Any change would only come from knowledge and an understanding of how our actions are actually affecting the climate of this planet and its implications for society. It is only then that innovative policies and technological change will be devised.
The Intergovernmental Panel on Climate Change (IPCC), which I have the privilege of chairing, has brought out four assessment reports and several special reports. Recently, the IPCC's Fifth Assessment Report (AR5) has been published.
The AR5 deals with the physical science basis of climate change. It provides an assessment of the nature and extent of climate change that has taken place so far and future projections. If human society is to deal with the challenge, then an understanding of the science behind climate change is a prerequisite.
Fortunately, knowledge in this area is spreading rapidly, and changes in attitudes around the world. A colleague of mine in Yale University carries out path-breaking surveys of public opinion on climate change, and the most recent one relates to the state of Ohio in the US.

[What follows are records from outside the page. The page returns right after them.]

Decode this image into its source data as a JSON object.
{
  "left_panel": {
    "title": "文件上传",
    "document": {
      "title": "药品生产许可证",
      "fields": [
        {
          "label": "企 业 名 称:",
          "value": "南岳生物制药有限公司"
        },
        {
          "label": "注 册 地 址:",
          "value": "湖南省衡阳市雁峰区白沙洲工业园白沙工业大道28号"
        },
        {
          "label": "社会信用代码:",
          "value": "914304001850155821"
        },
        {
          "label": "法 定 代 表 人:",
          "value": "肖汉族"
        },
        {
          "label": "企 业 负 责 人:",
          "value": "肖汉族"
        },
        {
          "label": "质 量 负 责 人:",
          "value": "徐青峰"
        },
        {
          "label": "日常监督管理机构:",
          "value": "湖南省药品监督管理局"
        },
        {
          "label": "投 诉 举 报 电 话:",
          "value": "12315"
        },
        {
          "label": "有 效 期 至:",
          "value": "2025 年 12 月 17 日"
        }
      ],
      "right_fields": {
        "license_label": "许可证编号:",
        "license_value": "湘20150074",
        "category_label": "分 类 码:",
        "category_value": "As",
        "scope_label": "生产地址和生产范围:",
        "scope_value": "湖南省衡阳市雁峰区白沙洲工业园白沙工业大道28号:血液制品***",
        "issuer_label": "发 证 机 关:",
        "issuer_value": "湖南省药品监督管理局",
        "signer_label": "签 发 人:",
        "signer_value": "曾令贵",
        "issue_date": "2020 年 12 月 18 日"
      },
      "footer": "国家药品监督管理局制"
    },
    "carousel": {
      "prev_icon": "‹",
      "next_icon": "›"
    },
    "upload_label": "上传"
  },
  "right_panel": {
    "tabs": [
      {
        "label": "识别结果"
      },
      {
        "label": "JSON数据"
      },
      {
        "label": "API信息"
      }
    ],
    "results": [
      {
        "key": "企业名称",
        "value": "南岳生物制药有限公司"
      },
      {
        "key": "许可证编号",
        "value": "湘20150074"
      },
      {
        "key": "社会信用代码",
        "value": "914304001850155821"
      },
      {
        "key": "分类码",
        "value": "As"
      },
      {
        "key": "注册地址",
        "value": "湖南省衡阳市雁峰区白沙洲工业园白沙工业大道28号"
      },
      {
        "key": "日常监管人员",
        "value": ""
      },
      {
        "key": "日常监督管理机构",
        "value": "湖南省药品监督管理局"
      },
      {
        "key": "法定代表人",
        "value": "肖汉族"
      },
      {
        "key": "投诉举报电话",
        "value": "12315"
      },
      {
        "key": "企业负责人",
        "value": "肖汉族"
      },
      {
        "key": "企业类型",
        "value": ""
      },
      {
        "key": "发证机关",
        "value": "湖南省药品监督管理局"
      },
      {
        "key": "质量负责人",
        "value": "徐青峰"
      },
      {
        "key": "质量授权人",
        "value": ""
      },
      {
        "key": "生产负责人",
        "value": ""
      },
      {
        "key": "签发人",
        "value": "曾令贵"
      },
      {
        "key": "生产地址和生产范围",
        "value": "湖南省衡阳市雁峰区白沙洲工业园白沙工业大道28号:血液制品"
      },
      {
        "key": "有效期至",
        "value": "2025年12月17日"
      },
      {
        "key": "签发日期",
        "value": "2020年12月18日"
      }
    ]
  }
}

Ohio is an industrial area, and, therefore, what the public believes would probably coincide with what corporate organisations located in Ohio would also believe.
Significantly, 70% of the people in Ohio believe global warming is happening while only 16% believe it is not. Half of the people believe that if global warming is happening, it is mostly due to human activities, and among those who believe global warming is happening, 90% believe this has an influence on the severity of heat waves, 88% linked it with droughts and 80% with flooding of rivers or lakes in Ohio.

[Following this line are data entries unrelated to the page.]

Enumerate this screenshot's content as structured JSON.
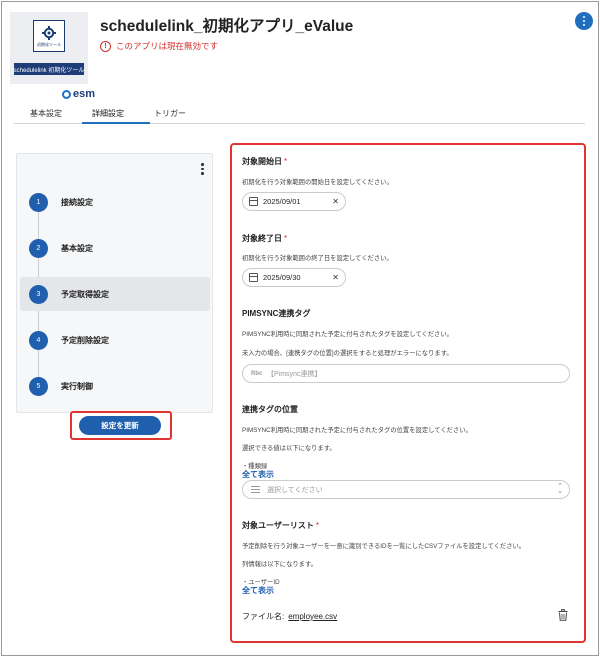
{
  "app": {
    "title": "schedulelink_初期化アプリ_eValue",
    "status": "このアプリは現在無効です",
    "logo_caption": "初期化ツール",
    "logo_banner": "schedulelink 初期化ツール",
    "brand": "esm"
  },
  "tabs": [
    {
      "label": "基本設定",
      "active": false
    },
    {
      "label": "詳細設定",
      "active": true
    },
    {
      "label": "トリガー",
      "active": false
    }
  ],
  "steps": [
    {
      "num": "1",
      "label": "接続設定",
      "active": false
    },
    {
      "num": "2",
      "label": "基本設定",
      "active": false
    },
    {
      "num": "3",
      "label": "予定取得設定",
      "active": true
    },
    {
      "num": "4",
      "label": "予定削除設定",
      "active": false
    },
    {
      "num": "5",
      "label": "実行制御",
      "active": false
    }
  ],
  "update_button": "設定を更新",
  "form": {
    "start_date": {
      "label": "対象開始日",
      "required": "*",
      "desc": "初期化を行う対象範囲の開始日を設定してください。",
      "value": "2025/09/01"
    },
    "end_date": {
      "label": "対象終了日",
      "required": "*",
      "desc": "初期化を行う対象範囲の終了日を設定してください。",
      "value": "2025/09/30"
    },
    "pimsync_tag": {
      "label": "PIMSYNC連携タグ",
      "desc1": "PIMSYNC利用時に同期された予定に付与されたタグを設定してください。",
      "desc2": "未入力の場合、[連携タグの位置]の選択をすると処理がエラーになります。",
      "placeholder": "【Pimsync連携】",
      "type_badge": "Rbc"
    },
    "tag_position": {
      "label": "連携タグの位置",
      "desc1": "PIMSYNC利用時に同期された予定に付与されたタグの位置を設定してください。",
      "desc2": "選択できる値は以下になります。",
      "note": "・種類録",
      "show_all": "全て表示",
      "placeholder": "選択してください"
    },
    "user_list": {
      "label": "対象ユーザーリスト",
      "required": "*",
      "desc1": "予定削除を行う対象ユーザーを一意に識別できるIDを一覧にしたCSVファイルを設定してください。",
      "desc2": "列情報は以下になります。",
      "note": "・ユーザーID",
      "show_all": "全て表示",
      "file_label": "ファイル名:",
      "file_name": "employee.csv"
    }
  },
  "colors": {
    "primary": "#1f5fae",
    "highlight": "#e0342e",
    "error": "#d0302c"
  }
}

If such a set of perceptions was global, perhaps we would see innovations to deal with climate change worldwide.
India is particularly vulnerable to the impacts of climate change, which will not leave corporate organisations untouched. Climate change would impact the operations of businesses and affect the lives of those associated with business activities. Two sets of extreme events have been found by the IPCC to be increasing in frequency and intensity, and these are extreme precipitation events as well as heat waves.
The problem of sea-level rise is particularly relevant to business facilities and infrastructure located in coastal areas, because not only will storm surges and coastal flooding be relevant to some locations, but the intrusion of saline water due to sea-level rise would affect the quality of groundwater further onshore than has been the case so far.

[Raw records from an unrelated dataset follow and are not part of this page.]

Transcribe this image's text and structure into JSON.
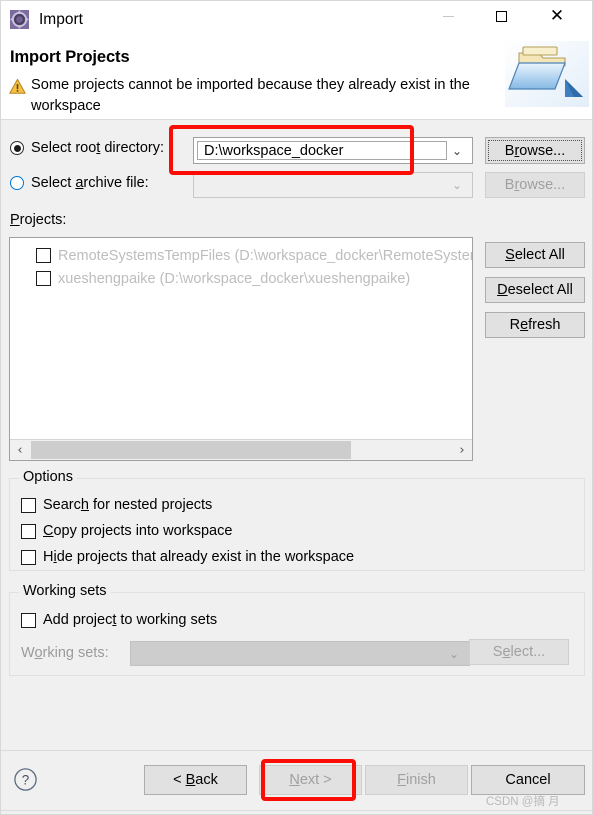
{
  "window": {
    "title": "Import",
    "app_icon": "eclipse-import-icon",
    "controls": {
      "minimize": "—",
      "maximize": "□",
      "close": "✕"
    }
  },
  "banner": {
    "page_title": "Import Projects",
    "warning_icon": "warning-triangle-icon",
    "warning_message": "Some projects cannot be imported because they already exist in the workspace",
    "art_icon": "open-folder-import-icon"
  },
  "source": {
    "root_directory": {
      "label_before": "Select roo",
      "label_mnemonic": "t",
      "label_after": " directory:",
      "selected": true,
      "value": "D:\\workspace_docker",
      "browse_label_before": "B",
      "browse_label_mnemonic": "r",
      "browse_label_after": "owse...",
      "browse_enabled": true
    },
    "archive_file": {
      "label_before": "Select ",
      "label_mnemonic": "a",
      "label_after": "rchive file:",
      "selected": false,
      "value": "",
      "browse_label_before": "B",
      "browse_label_mnemonic": "r",
      "browse_label_after": "owse...",
      "browse_enabled": false
    },
    "dropdown_chevron": "⌄"
  },
  "projects": {
    "label": "Projects:",
    "items": [
      {
        "name": "RemoteSystemsTempFiles (D:\\workspace_docker\\RemoteSystemsTempFiles)",
        "checked": false,
        "enabled": false
      },
      {
        "name": "xueshengpaike (D:\\workspace_docker\\xueshengpaike)",
        "checked": false,
        "enabled": false
      }
    ],
    "scrollbar": {
      "left_arrow": "‹",
      "right_arrow": "›"
    },
    "buttons": [
      {
        "prefix": "",
        "mnemonic": "S",
        "suffix": "elect All",
        "name": "select-all-button"
      },
      {
        "prefix": "",
        "mnemonic": "D",
        "suffix": "eselect All",
        "name": "deselect-all-button"
      },
      {
        "prefix": "R",
        "mnemonic": "e",
        "suffix": "fresh",
        "name": "refresh-button"
      }
    ]
  },
  "options": {
    "legend": "Options",
    "checkboxes": [
      {
        "prefix": "Searc",
        "mnemonic": "h",
        "suffix": " for nested projects",
        "checked": false
      },
      {
        "prefix": "",
        "mnemonic": "C",
        "suffix": "opy projects into workspace",
        "checked": false
      },
      {
        "prefix": "H",
        "mnemonic": "i",
        "suffix": "de projects that already exist in the workspace",
        "checked": false
      }
    ]
  },
  "working_sets": {
    "legend": "Working sets",
    "checkbox": {
      "prefix": "Add projec",
      "mnemonic": "t",
      "suffix": " to working sets",
      "checked": false
    },
    "field_label_prefix": "W",
    "field_label_mnemonic": "o",
    "field_label_suffix": "rking sets:",
    "field_value": "",
    "select_button": {
      "prefix": "S",
      "mnemonic": "e",
      "suffix": "lect...",
      "enabled": false
    },
    "dropdown_chevron": "⌄"
  },
  "footer": {
    "help_icon": "help-question-icon",
    "buttons": [
      {
        "prefix": "< ",
        "mnemonic": "B",
        "suffix": "ack",
        "enabled": true,
        "name": "back-button"
      },
      {
        "prefix": "",
        "mnemonic": "N",
        "suffix": "ext >",
        "enabled": false,
        "name": "next-button"
      },
      {
        "prefix": "",
        "mnemonic": "F",
        "suffix": "inish",
        "enabled": false,
        "name": "finish-button"
      },
      {
        "prefix": "Cancel",
        "mnemonic": "",
        "suffix": "",
        "enabled": true,
        "name": "cancel-button"
      }
    ],
    "watermark": "CSDN @摘 月"
  },
  "annotations": {
    "highlight_color": "#fb0d06",
    "boxes": [
      {
        "target": "root-directory-combo"
      },
      {
        "target": "next-button"
      }
    ]
  }
}
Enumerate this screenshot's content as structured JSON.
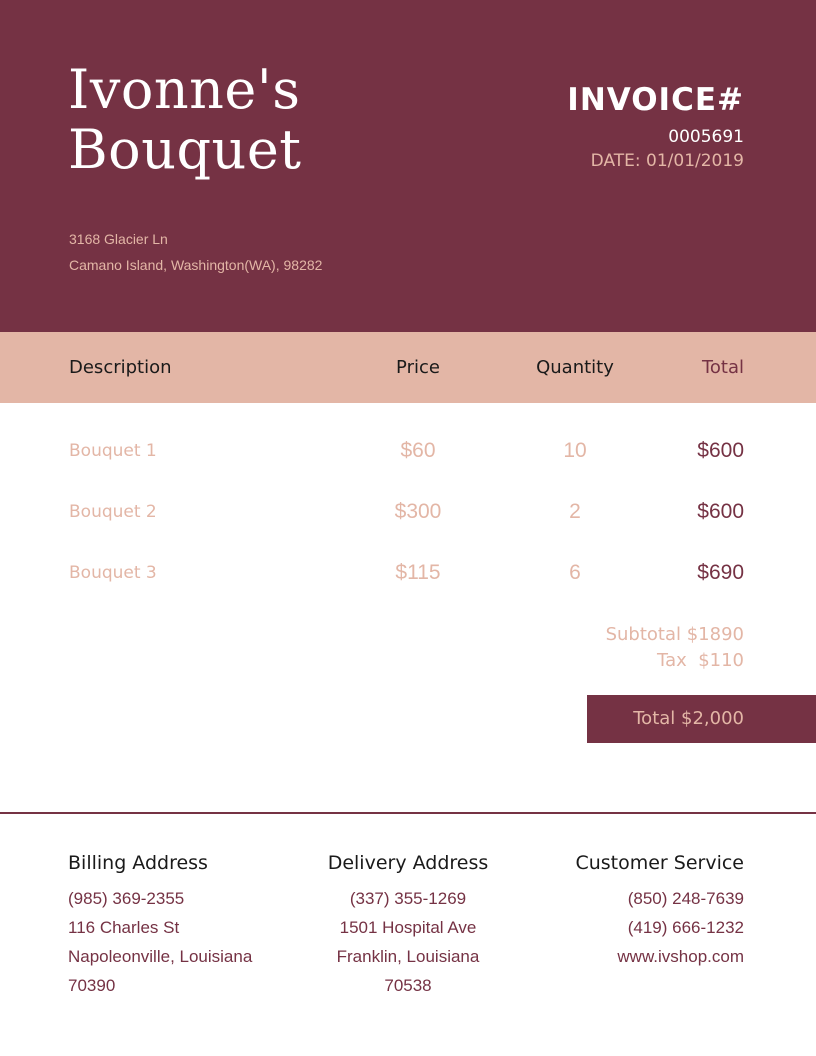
{
  "header": {
    "shop_name_line1": "Ivonne's",
    "shop_name_line2": "Bouquet",
    "address_line1": "3168 Glacier Ln",
    "address_line2": "Camano Island, Washington(WA), 98282",
    "invoice_title": "INVOICE#",
    "invoice_number": "0005691",
    "invoice_date": "DATE: 01/01/2019"
  },
  "table": {
    "columns": [
      "Description",
      "Price",
      "Quantity",
      "Total"
    ],
    "rows": [
      {
        "description": "Bouquet 1",
        "price": "$60",
        "quantity": "10",
        "total": "$600"
      },
      {
        "description": "Bouquet 2",
        "price": "$300",
        "quantity": "2",
        "total": "$600"
      },
      {
        "description": "Bouquet 3",
        "price": "$115",
        "quantity": "6",
        "total": "$690"
      }
    ]
  },
  "summary": {
    "subtotal": "Subtotal $1890",
    "tax": "Tax  $110",
    "total": "Total $2,000"
  },
  "footer": {
    "billing": {
      "title": "Billing Address",
      "lines": [
        "(985) 369-2355",
        "116 Charles St",
        "Napoleonville, Louisiana",
        "70390"
      ]
    },
    "delivery": {
      "title": "Delivery Address",
      "lines": [
        "(337) 355-1269",
        "1501 Hospital Ave",
        "Franklin, Louisiana",
        "70538"
      ]
    },
    "service": {
      "title": "Customer Service",
      "lines": [
        "(850) 248-7639",
        "(419) 666-1232",
        "www.ivshop.com"
      ]
    }
  },
  "colors": {
    "brand": "#753244",
    "accent": "#e3b6a6",
    "text_dark": "#1a1a1a",
    "background": "#ffffff"
  }
}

The other aspect to consider is the range of benefits from mitigating emission of greenhouse gases through higher efficiency of energy use, greater use of renewable energy technologies and even lifestyle changes.
All of these carry substantial associated benefits such as higher energy security, low levels of air pollution and, therefore, health benefits resulting from some mitigation activities.
It is absolutely relevant for the business sector in India to develop an understanding of climate change and the opportunities and risks associated with it, so that business decision-making can take full account of these for the benefit of any corporate organisation itself and that of society at large. Such knowledge will then inevitably foster innovation quite rapidly.